The quiz, the sketch and the song
• And so it’s the Song of the Week. I do like a bit of Squeeze and here’s a particularly good example: Tempted. Rarely, it’s not sung by Glenn Tilbrook but by Paul Carrack who was with the band at that time. Check out the exquisite backing vocals.
• So the next thing must be the Comedy Sketch of the Week. I enjoyed (again) the offering from Nick Ball’s Quiet Desperation that I mentioned last week so much so here’s another one: The Shrink.
• Which only leaves the Quiz Question of the Week.

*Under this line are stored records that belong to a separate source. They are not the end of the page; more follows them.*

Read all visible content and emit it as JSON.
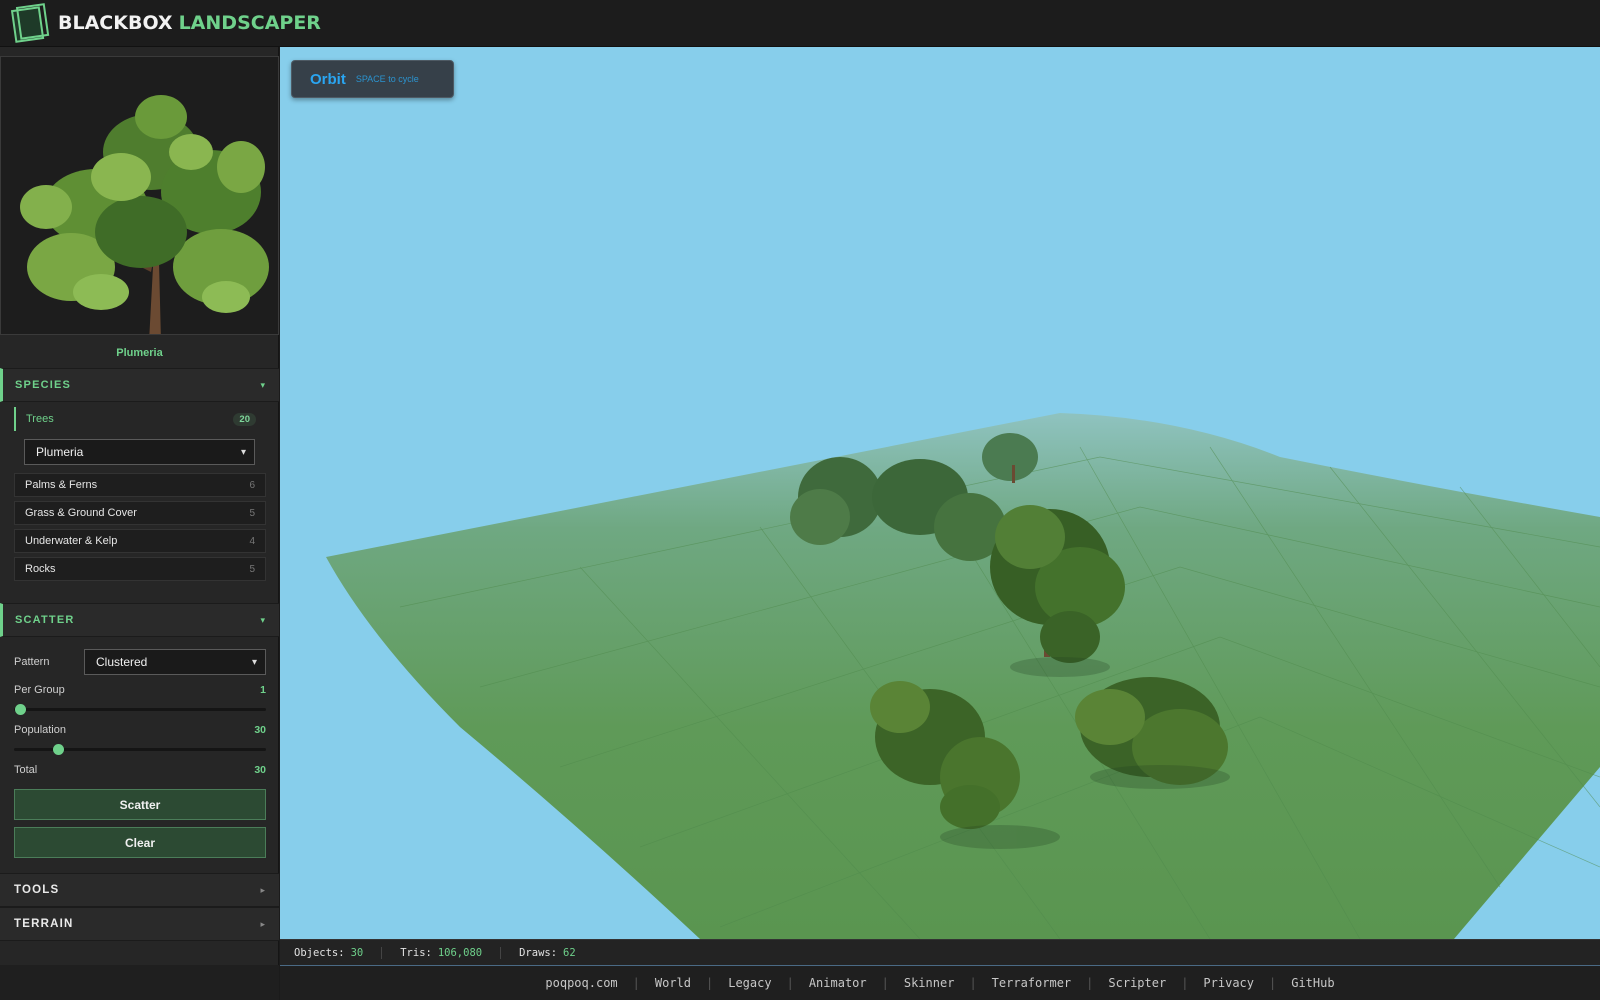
{
  "header": {
    "brand_part1": "BLACKBOX",
    "brand_part2": "LANDSCAPER",
    "logo_icon": "book-frame-icon",
    "accent": "#6fd18b"
  },
  "preview": {
    "name": "Plumeria"
  },
  "species": {
    "title": "SPECIES",
    "arrow": "▾",
    "active_category": {
      "label": "Trees",
      "count": "20"
    },
    "selected_species": "Plumeria",
    "select_chevron": "⌄",
    "categories": [
      {
        "label": "Palms & Ferns",
        "count": "6"
      },
      {
        "label": "Grass & Ground Cover",
        "count": "5"
      },
      {
        "label": "Underwater & Kelp",
        "count": "4"
      },
      {
        "label": "Rocks",
        "count": "5"
      }
    ]
  },
  "scatter": {
    "title": "SCATTER",
    "arrow": "▾",
    "pattern_label": "Pattern",
    "pattern_value": "Clustered",
    "per_group_label": "Per Group",
    "per_group_value": "1",
    "per_group_fraction": 0.0,
    "population_label": "Population",
    "population_value": "30",
    "population_fraction": 0.16,
    "total_label": "Total",
    "total_value": "30",
    "scatter_button": "Scatter",
    "clear_button": "Clear"
  },
  "tools": {
    "title": "TOOLS",
    "arrow": "▸"
  },
  "terrain": {
    "title": "TERRAIN",
    "arrow": "▸"
  },
  "viewport": {
    "mode": "Orbit",
    "mode_hint": "SPACE to cycle",
    "sky_color": "#87ceeb",
    "ground_color": "#5e9a56"
  },
  "stats": {
    "objects_label": "Objects:",
    "objects_value": "30",
    "tris_label": "Tris:",
    "tris_value": "106,080",
    "draws_label": "Draws:",
    "draws_value": "62"
  },
  "footer": {
    "links": [
      "poqpoq.com",
      "World",
      "Legacy",
      "Animator",
      "Skinner",
      "Terraformer",
      "Scripter",
      "Privacy",
      "GitHub"
    ],
    "separator": "|"
  }
}
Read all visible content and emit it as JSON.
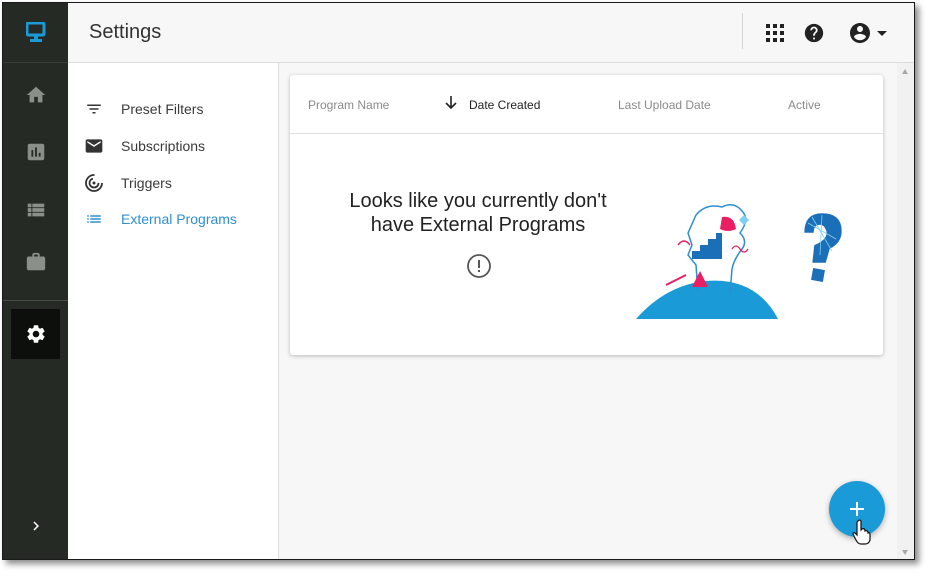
{
  "header": {
    "title": "Settings"
  },
  "rail": {
    "items": [
      {
        "icon": "home-icon"
      },
      {
        "icon": "chart-icon"
      },
      {
        "icon": "list-icon"
      },
      {
        "icon": "briefcase-icon"
      },
      {
        "icon": "gear-icon"
      }
    ],
    "expand_icon": "chevron-right-icon"
  },
  "nav": {
    "items": [
      {
        "label": "Preset Filters",
        "icon": "filter-icon"
      },
      {
        "label": "Subscriptions",
        "icon": "mail-icon"
      },
      {
        "label": "Triggers",
        "icon": "trigger-icon"
      },
      {
        "label": "External Programs",
        "icon": "list-icon",
        "active": true
      }
    ]
  },
  "table": {
    "columns": [
      "Program Name",
      "Date Created",
      "Last Upload Date",
      "Active"
    ],
    "sorted_column": "Date Created",
    "sort_direction": "descending"
  },
  "empty_state": {
    "message_line1": "Looks like you currently don't",
    "message_line2": "have External Programs"
  },
  "colors": {
    "accent": "#2f8fd0",
    "rail": "#262a25",
    "fab": "#1a9ad6",
    "illus_blue": "#1a9ad6",
    "illus_pink": "#e91e63"
  }
}
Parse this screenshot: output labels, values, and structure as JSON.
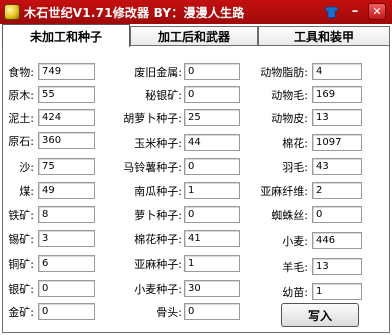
{
  "window": {
    "title": "木石世纪V1.71修改器  BY：漫漫人生路"
  },
  "tabs": [
    "未加工和种子",
    "加工后和武器",
    "工具和装甲"
  ],
  "col1": [
    {
      "label": "食物:",
      "value": "749"
    },
    {
      "label": "原木:",
      "value": "55"
    },
    {
      "label": "泥土:",
      "value": "424"
    },
    {
      "label": "原石:",
      "value": "360"
    },
    {
      "label": "沙:",
      "value": "75"
    },
    {
      "label": "煤:",
      "value": "49"
    },
    {
      "label": "铁矿:",
      "value": "8"
    },
    {
      "label": "锡矿:",
      "value": "3"
    },
    {
      "label": "铜矿:",
      "value": "6"
    },
    {
      "label": "银矿:",
      "value": "0"
    },
    {
      "label": "金矿:",
      "value": "0"
    }
  ],
  "col2": [
    {
      "label": "废旧金属:",
      "value": "0"
    },
    {
      "label": "秘银矿:",
      "value": "0"
    },
    {
      "label": "胡萝卜种子:",
      "value": "25"
    },
    {
      "label": "玉米种子:",
      "value": "44"
    },
    {
      "label": "马铃薯种子:",
      "value": "0"
    },
    {
      "label": "南瓜种子:",
      "value": "1"
    },
    {
      "label": "萝卜种子:",
      "value": "0"
    },
    {
      "label": "棉花种子:",
      "value": "41"
    },
    {
      "label": "亚麻种子:",
      "value": "1"
    },
    {
      "label": "小麦种子:",
      "value": "30"
    },
    {
      "label": "骨头:",
      "value": "0"
    }
  ],
  "col3": [
    {
      "label": "动物脂肪:",
      "value": "4"
    },
    {
      "label": "动物毛:",
      "value": "169"
    },
    {
      "label": "动物皮:",
      "value": "13"
    },
    {
      "label": "棉花:",
      "value": "1097"
    },
    {
      "label": "羽毛:",
      "value": "43"
    },
    {
      "label": "亚麻纤维:",
      "value": "2"
    },
    {
      "label": "蜘蛛丝:",
      "value": "0"
    },
    {
      "label": "小麦:",
      "value": "446"
    },
    {
      "label": "羊毛:",
      "value": "13"
    },
    {
      "label": "幼苗:",
      "value": "1"
    }
  ],
  "buttons": {
    "write": "写入"
  },
  "icons": {
    "app": "gold-coin-icon",
    "skin": "shirt-icon",
    "minimize": "minimize-icon",
    "close": "close-icon"
  },
  "colors": {
    "titlebar": "#b00d0d",
    "skin_icon": "#1b6fd1"
  }
}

This week’s question is: How many MPs have had have had Standards Commissioner investigations upheld against them since 2014? Last week’s question was: Which English team has the best record in FA Cup Finals in terms of goals scored per final played? Not Arsenal, not Manchester United, not any of the usual suspects. The answer is Bury. They beat Southampton 4-0 in 1900 and Derby 6-0 in 1903. As these were their only finals, that gives them an average of five goals scored (and none conceded) per final. No other team comes close.